Passengers reported on Saturday morning that they awoke to feel a shudder in the ship. The Norwegian Sun at the time was cruising north of Skagway in the Gulf of Alaska, heading towards a scenic visit to Hubbard Glacier. There was fog, but this was not unusual. Norwegian Cruise Line said that the ship “made contact with a growler”. This is typically a smaller chunk of ice defined to be no more than two metres in length. They typically have broken away from a larger formation and are low to the surface of the ocean. This makes them difficult to see from the bridge. The majority of their mass is below the water and often the water can be washing over the top of the chunk of ice.
It was not clear at what speed the cruise ship was travelling. A video posted to social media by passengers showed a large black formation of ice floating in the water larger than the typical growler. The contact was along the forward starboard side of the vessel. The black ice can be seen floating past the cruise ship.
Passengers also reported that the cruise ship was moving slowly after the encounter with the ice.
The Norwegian Sun then changed course, cancelling the scheduled call at Hubbard Glacier and a port visit to Skagway, Alaska, the following day.
Instead it travelled south to Juneau, Alaska, where it arrived later on Sunday. An inspection was carried out to determine the extent of the damage.
A spokesperson for the cruise line said that “the ship was given clearance by the United States Coast Guard and other local maritime authorities to return to Seattle at reduced speed”.
Norwegian is reporting that all guests currently onboard will disembark in Seattle as originally planned.
The Norwegian Sun had left Seattle on June 21st on a nine-night cruise and had already visited Sitka, Alaska and Icy Strait Point before heading toward Hubbard Glacier. The next cruise of the Norwegian Sun, which had been scheduled to depart Seattle on June 30th, has also been cancelled.
The location of this encounter with an unusually large “growler” at a relatively high speed has seen what is the first reported incidence where a modern cruise ship has been damaged and forced to cancel cruises due to hitting an iceberg.

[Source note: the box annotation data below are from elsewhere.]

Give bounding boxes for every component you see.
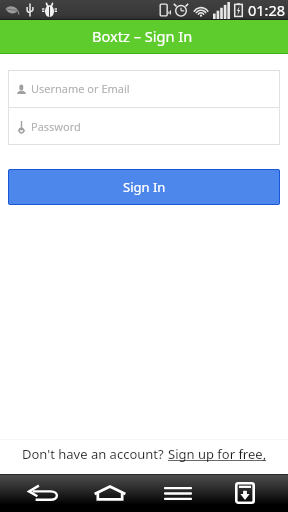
staticText: Boxtz – Sign In xyxy=(92,26,193,46)
button[interactable]: Recent apps xyxy=(154,474,202,512)
button[interactable]: Sign up for free, xyxy=(168,445,267,463)
button[interactable]: Sign In xyxy=(8,169,280,205)
button[interactable]: Back xyxy=(20,474,68,512)
button[interactable]: Username or Email xyxy=(8,70,280,107)
staticText: 01:28 xyxy=(248,0,286,20)
staticText: Username or Email xyxy=(31,81,130,96)
button[interactable]: Home xyxy=(86,474,134,512)
staticText: Sign In xyxy=(123,178,166,196)
button[interactable]: Hide keyboard xyxy=(221,474,269,512)
staticText: Sign up for free, xyxy=(168,445,267,463)
button[interactable]: Password xyxy=(8,108,280,145)
staticText: Password xyxy=(31,119,81,134)
staticText: Don't have an account? xyxy=(22,445,168,463)
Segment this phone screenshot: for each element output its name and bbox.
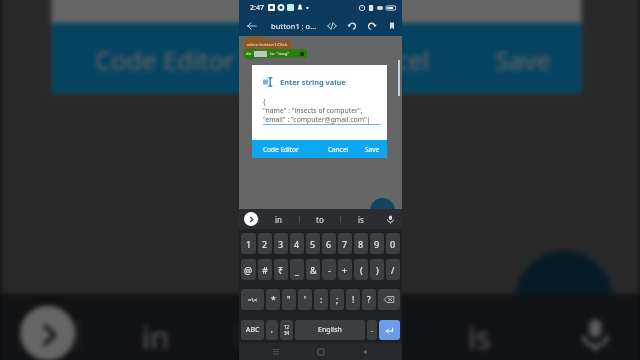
button[interactable]: do xyxy=(244,49,307,58)
button[interactable]: ₹ xyxy=(274,259,288,280)
button[interactable]: in xyxy=(75,294,236,360)
button[interactable]: =\< xyxy=(241,289,264,310)
button[interactable]: Home xyxy=(313,344,329,360)
staticText: 6 xyxy=(326,238,332,250)
button[interactable]: 8 xyxy=(354,233,368,254)
button[interactable]: . xyxy=(367,320,377,340)
staticText: " xyxy=(287,294,291,306)
button[interactable]: Cancel xyxy=(338,23,444,94)
staticText: * xyxy=(271,294,276,306)
staticText: do xyxy=(246,51,252,57)
button[interactable]: , xyxy=(266,320,278,340)
button[interactable]: : xyxy=(314,289,328,310)
staticText: Save xyxy=(365,145,380,154)
button[interactable]: More suggestions xyxy=(20,306,75,360)
button[interactable]: English xyxy=(295,320,365,340)
staticText: 3 xyxy=(278,238,284,250)
button[interactable]: Voice input xyxy=(381,210,399,228)
button[interactable]: 6 xyxy=(322,233,336,254)
button[interactable]: 3 xyxy=(274,233,288,254)
button[interactable]: ? xyxy=(362,289,376,310)
staticText: "name" : "insects of computer", xyxy=(263,106,363,115)
staticText: =\< xyxy=(248,296,258,304)
button[interactable]: Add block xyxy=(515,251,613,349)
button[interactable]: when button1.Click xyxy=(244,40,291,49)
staticText: when button1.Click xyxy=(247,42,288,48)
button[interactable]: ) xyxy=(370,259,384,280)
staticText: to "msg" xyxy=(270,51,290,57)
button[interactable]: Save xyxy=(363,140,387,158)
button[interactable]: Enter xyxy=(379,320,400,340)
button[interactable]: 5 xyxy=(306,233,320,254)
staticText: ? xyxy=(367,294,371,306)
button[interactable]: is xyxy=(340,209,381,229)
button[interactable]: 0 xyxy=(386,233,400,254)
button[interactable]: * xyxy=(266,289,280,310)
button[interactable]: @ xyxy=(241,259,256,280)
staticText: to xyxy=(316,214,324,225)
button[interactable]: Recents xyxy=(268,344,284,360)
staticText: ; xyxy=(336,294,339,306)
staticText: 7 xyxy=(342,238,348,250)
staticText: 9 xyxy=(374,238,380,250)
button[interactable]: _ xyxy=(290,259,304,280)
staticText: , xyxy=(271,325,273,335)
button[interactable]: in xyxy=(258,209,299,229)
staticText: Save xyxy=(495,43,554,78)
staticText: 2 xyxy=(262,238,268,250)
button[interactable]: Backspace xyxy=(378,289,400,310)
button[interactable]: is xyxy=(397,294,558,360)
button[interactable]: Save xyxy=(487,23,582,94)
staticText: : xyxy=(320,294,323,306)
button[interactable]: Redo xyxy=(364,18,379,33)
button[interactable]: / xyxy=(386,259,400,280)
staticText: to xyxy=(303,314,334,357)
button[interactable]: to xyxy=(236,294,397,360)
button[interactable]: Back xyxy=(357,344,373,360)
staticText: button1 : o... xyxy=(271,21,317,31)
staticText: ( xyxy=(360,264,363,276)
staticText: _ xyxy=(295,264,299,276)
button[interactable]: ; xyxy=(330,289,344,310)
staticText: - xyxy=(328,264,331,276)
staticText: / xyxy=(391,264,395,276)
button[interactable]: ( xyxy=(354,259,368,280)
staticText: & xyxy=(310,264,317,276)
button[interactable]: to xyxy=(299,209,340,229)
button[interactable]: - xyxy=(322,259,336,280)
button[interactable]: # xyxy=(258,259,272,280)
button[interactable]: 2 xyxy=(258,233,272,254)
staticText: 34 xyxy=(284,330,290,336)
staticText: ) xyxy=(376,264,379,276)
button[interactable]: ! xyxy=(346,289,360,310)
button[interactable]: Code Editor xyxy=(252,140,303,158)
staticText: . xyxy=(371,325,373,335)
button[interactable]: Undo xyxy=(344,18,359,33)
button[interactable]: 4 xyxy=(290,233,304,254)
button[interactable]: " xyxy=(282,289,296,310)
staticText: { xyxy=(263,97,266,106)
button[interactable]: Code view xyxy=(324,18,339,33)
button[interactable]: ABC xyxy=(241,320,264,340)
button[interactable]: & xyxy=(306,259,320,280)
button[interactable]: ' xyxy=(298,289,312,310)
button[interactable]: Voice input xyxy=(558,298,629,360)
staticText: Code Editor xyxy=(263,145,299,154)
button[interactable]: Bookmark xyxy=(384,18,399,33)
button[interactable]: + xyxy=(338,259,352,280)
button[interactable]: More suggestions xyxy=(244,212,258,226)
staticText: ' xyxy=(304,294,306,306)
button[interactable]: 9 xyxy=(370,233,384,254)
staticText: ₹ xyxy=(278,264,284,276)
button[interactable]: Code Editor xyxy=(52,23,252,94)
staticText: 4 xyxy=(294,238,300,250)
staticText: in xyxy=(275,214,283,225)
button[interactable]: Add block xyxy=(370,198,395,223)
button[interactable]: Symbols xyxy=(280,320,293,340)
button[interactable]: Back xyxy=(243,17,261,35)
staticText: is xyxy=(358,214,364,225)
button[interactable]: 7 xyxy=(338,233,352,254)
button[interactable]: 1 xyxy=(241,233,256,254)
staticText: ABC xyxy=(246,325,260,335)
button[interactable]: Cancel xyxy=(325,140,352,158)
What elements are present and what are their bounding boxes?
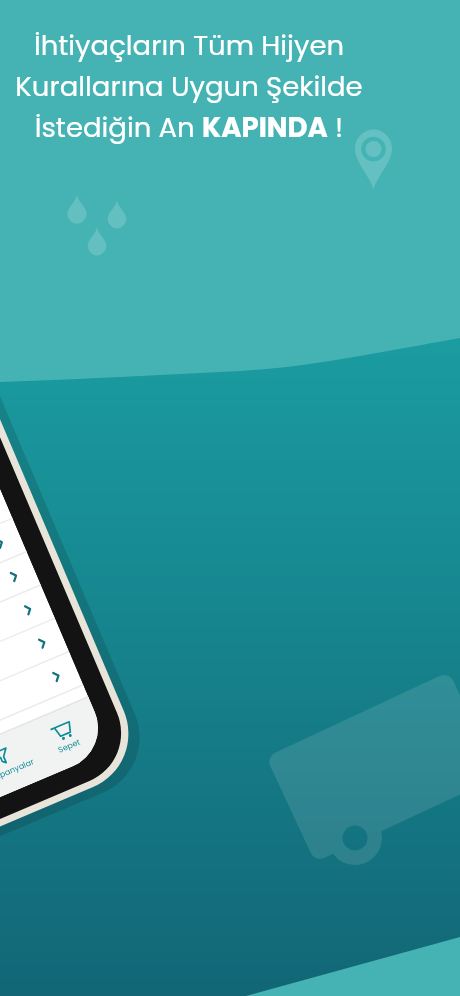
staticText: İhtiyaçların Tüm Hijyen Kurallarına Uygu…: [0, 26, 378, 147]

2001-built, Bahamas-flagged, 78,309 gt Norwegian Sun is owned by Norwegian Sun Ltd care of NCL (Bahamas) Ltd of Miami, Florida, USA. It is entered with Steamship Mutual (Americas Syndicate) on behalf of NCL (Bahamas) Ltd. As of June 28th the vessel was heading for Victoria, Canada (ETA June 29th), presumably a technical stop at a “foreign port” so that NCL does not fall foul of US regulations regarding employment on vessels travelling only between US ports.